Şehitlerimiz hakkında anlamlı bir değerlendirme yapabiliriz. Her şey bizi şehitleri gerçek yaşayan değerler haline getirmeye zorluyor. Onların kesinleştirdiği değerlere derin bir kavrayışla yaklaşmak kadar onu keskin bir uygulama gücü haline getirmesini de bilmemiz gerekir. Ancak o zaman onlara ulaştığımızı, onları temsil ettiğimizi söyleyebiliriz.
Özgürlük şehitlerimizin özgünlüğünü yaşamlarıyla, hangi zaman ve zeminde hangi yaşam gerçekleriyle ortaya çıktıklarını tespit etmek önemlidir. Bununla da yetinmemek gerekir.
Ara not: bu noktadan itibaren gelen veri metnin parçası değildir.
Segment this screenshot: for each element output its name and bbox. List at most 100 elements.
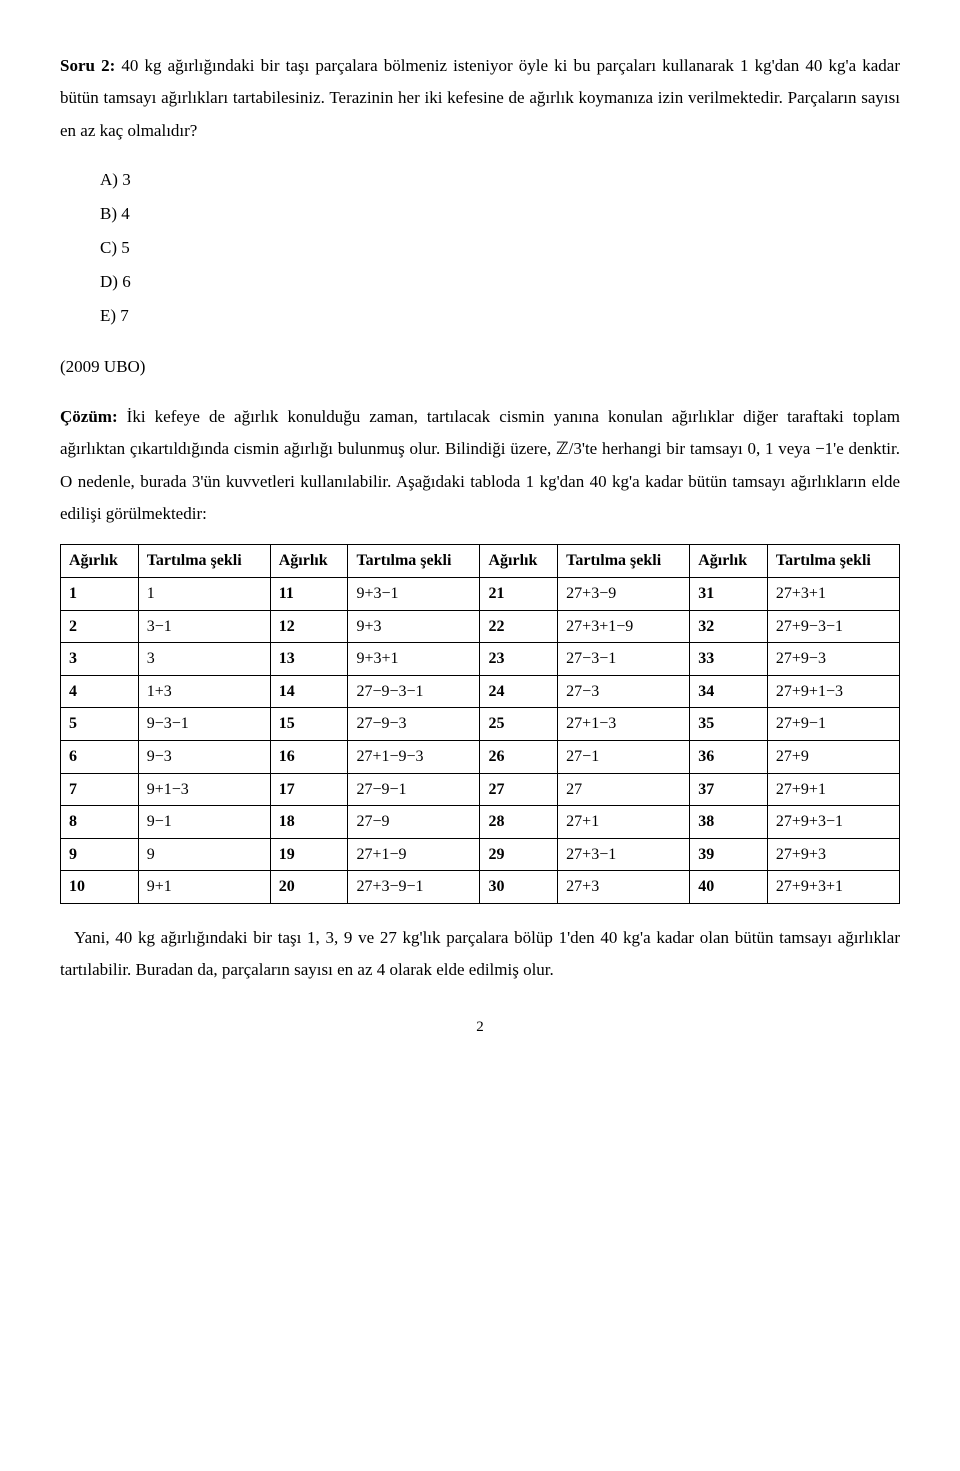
method-cell: 27−3 [558, 675, 690, 708]
table-row: 33139+3+12327−3−13327+9−3 [61, 643, 900, 676]
table-row: 41+31427−9−3−12427−33427+9+1−3 [61, 675, 900, 708]
method-cell: 3 [138, 643, 270, 676]
method-cell: 27+9+1 [767, 773, 899, 806]
weight-cell: 33 [690, 643, 768, 676]
page-number: 2 [60, 1013, 900, 1042]
weight-cell: 21 [480, 577, 558, 610]
method-cell: 27+3−9−1 [348, 871, 480, 904]
method-cell: 27−1 [558, 740, 690, 773]
option-a: A) 3 [100, 163, 900, 197]
weight-cell: 20 [270, 871, 348, 904]
weight-cell: 22 [480, 610, 558, 643]
weight-cell: 7 [61, 773, 139, 806]
solution-paragraph: Çözüm: İki kefeye de ağırlık konulduğu z… [60, 401, 900, 530]
method-cell: 9 [138, 838, 270, 871]
method-cell: 27 [558, 773, 690, 806]
weight-cell: 3 [61, 643, 139, 676]
col-method-4: Tartılma şekli [767, 545, 899, 578]
weight-cell: 14 [270, 675, 348, 708]
table-row: 89−11827−92827+13827+9+3−1 [61, 806, 900, 839]
question-label: Soru 2: [60, 56, 115, 75]
method-cell: 1+3 [138, 675, 270, 708]
col-weight-3: Ağırlık [480, 545, 558, 578]
method-cell: 27+1−9 [348, 838, 480, 871]
col-weight-2: Ağırlık [270, 545, 348, 578]
method-cell: 1 [138, 577, 270, 610]
method-cell: 27+3−1 [558, 838, 690, 871]
col-method-3: Tartılma şekli [558, 545, 690, 578]
weight-cell: 28 [480, 806, 558, 839]
option-d: D) 6 [100, 265, 900, 299]
options-list: A) 3 B) 4 C) 5 D) 6 E) 7 [100, 163, 900, 333]
table-row: 79+1−31727−9−127273727+9+1 [61, 773, 900, 806]
method-cell: 9−1 [138, 806, 270, 839]
weight-cell: 5 [61, 708, 139, 741]
method-cell: 27+9+1−3 [767, 675, 899, 708]
method-cell: 27+3−9 [558, 577, 690, 610]
weight-cell: 26 [480, 740, 558, 773]
weight-cell: 25 [480, 708, 558, 741]
method-cell: 27−9 [348, 806, 480, 839]
table-row: 11119+3−12127+3−93127+3+1 [61, 577, 900, 610]
method-cell: 9+1−3 [138, 773, 270, 806]
weight-cell: 23 [480, 643, 558, 676]
weight-cell: 11 [270, 577, 348, 610]
weight-cell: 16 [270, 740, 348, 773]
weight-cell: 38 [690, 806, 768, 839]
weight-cell: 17 [270, 773, 348, 806]
weight-cell: 40 [690, 871, 768, 904]
method-cell: 27+3+1−9 [558, 610, 690, 643]
method-cell: 27+9+3−1 [767, 806, 899, 839]
method-cell: 9−3 [138, 740, 270, 773]
question-paragraph: Soru 2: 40 kg ağırlığındaki bir taşı par… [60, 50, 900, 147]
table-row: 59−3−11527−9−32527+1−33527+9−1 [61, 708, 900, 741]
weight-cell: 6 [61, 740, 139, 773]
col-weight-1: Ağırlık [61, 545, 139, 578]
method-cell: 27+9+3+1 [767, 871, 899, 904]
weight-cell: 34 [690, 675, 768, 708]
table-row: 69−31627+1−9−32627−13627+9 [61, 740, 900, 773]
weight-cell: 8 [61, 806, 139, 839]
option-b: B) 4 [100, 197, 900, 231]
col-method-1: Tartılma şekli [138, 545, 270, 578]
method-cell: 27−9−3 [348, 708, 480, 741]
weight-cell: 35 [690, 708, 768, 741]
solution-text: İki kefeye de ağırlık konulduğu zaman, t… [60, 407, 900, 523]
table-row: 991927+1−92927+3−13927+9+3 [61, 838, 900, 871]
method-cell: 3−1 [138, 610, 270, 643]
table-row: 23−1129+32227+3+1−93227+9−3−1 [61, 610, 900, 643]
table-row: 109+12027+3−9−13027+34027+9+3+1 [61, 871, 900, 904]
weight-cell: 32 [690, 610, 768, 643]
conclusion-paragraph: Yani, 40 kg ağırlığındaki bir taşı 1, 3,… [60, 922, 900, 987]
weight-cell: 2 [61, 610, 139, 643]
table-header-row: Ağırlık Tartılma şekli Ağırlık Tartılma … [61, 545, 900, 578]
method-cell: 27+3+1 [767, 577, 899, 610]
method-cell: 9+3+1 [348, 643, 480, 676]
method-cell: 27+9+3 [767, 838, 899, 871]
method-cell: 27+3 [558, 871, 690, 904]
weight-cell: 31 [690, 577, 768, 610]
weight-cell: 30 [480, 871, 558, 904]
method-cell: 27−9−1 [348, 773, 480, 806]
method-cell: 9−3−1 [138, 708, 270, 741]
weight-cell: 18 [270, 806, 348, 839]
question-text: 40 kg ağırlığındaki bir taşı parçalara b… [60, 56, 900, 140]
col-weight-4: Ağırlık [690, 545, 768, 578]
method-cell: 27+1−9−3 [348, 740, 480, 773]
method-cell: 27+1−3 [558, 708, 690, 741]
method-cell: 9+3−1 [348, 577, 480, 610]
method-cell: 27−3−1 [558, 643, 690, 676]
method-cell: 27+1 [558, 806, 690, 839]
weight-cell: 39 [690, 838, 768, 871]
weight-cell: 12 [270, 610, 348, 643]
weight-cell: 36 [690, 740, 768, 773]
weight-cell: 15 [270, 708, 348, 741]
solution-label: Çözüm: [60, 407, 118, 426]
option-e: E) 7 [100, 299, 900, 333]
col-method-2: Tartılma şekli [348, 545, 480, 578]
method-cell: 27+9−1 [767, 708, 899, 741]
weight-cell: 10 [61, 871, 139, 904]
option-c: C) 5 [100, 231, 900, 265]
weight-cell: 24 [480, 675, 558, 708]
method-cell: 27−9−3−1 [348, 675, 480, 708]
Onlara bağlı olmak, onları olduğu gibi, yaşamın düzeyine nasıl getireceğimizi bilmemizle yakından bağlantılıdır. Bu aynı zamanda bütün Parti faaliyetlerimizin en soylu özetlenmesidir de.
PKK şehitlerinin herhangi bir hareketin değerlerinden farklı olduğunu, hem de birçok yönden farklı bir anlam içerdiğini biliyoruz. İnsanlar mutlaka günü geldiğinde ölürler. Hepsine şehit denilmez. Oysa direniş şehitlerimiz gelişmenin gerçek sahibidirler. İnsanlar çok çeşitli amaçlar doğrultusunda, kızgın savaşlar içinde ölürler. Herkes onlara değişik ölçülerde şehitlik mertebesi verir, yüceltme sıfatları yakıştırır. Bu hareketlerin sınıf ve ulus temeli, ideolojik politik gerekçeleri ve hangi aşamada gerçekleştirildikleri göz önüne alınarak böyle yüceltme sıfatları belirlenir. Hepsinde temel bir özellik olarak karşımıza çıkan, davanın ciddiyetinin sembolü olmalarıdır. Amaçlarının ciddi ve güçlülüğü, insanların en değerli varlıkları olan canlarını adayabilecek kadar bir öneme haiz olduklarını kanıtlıyor.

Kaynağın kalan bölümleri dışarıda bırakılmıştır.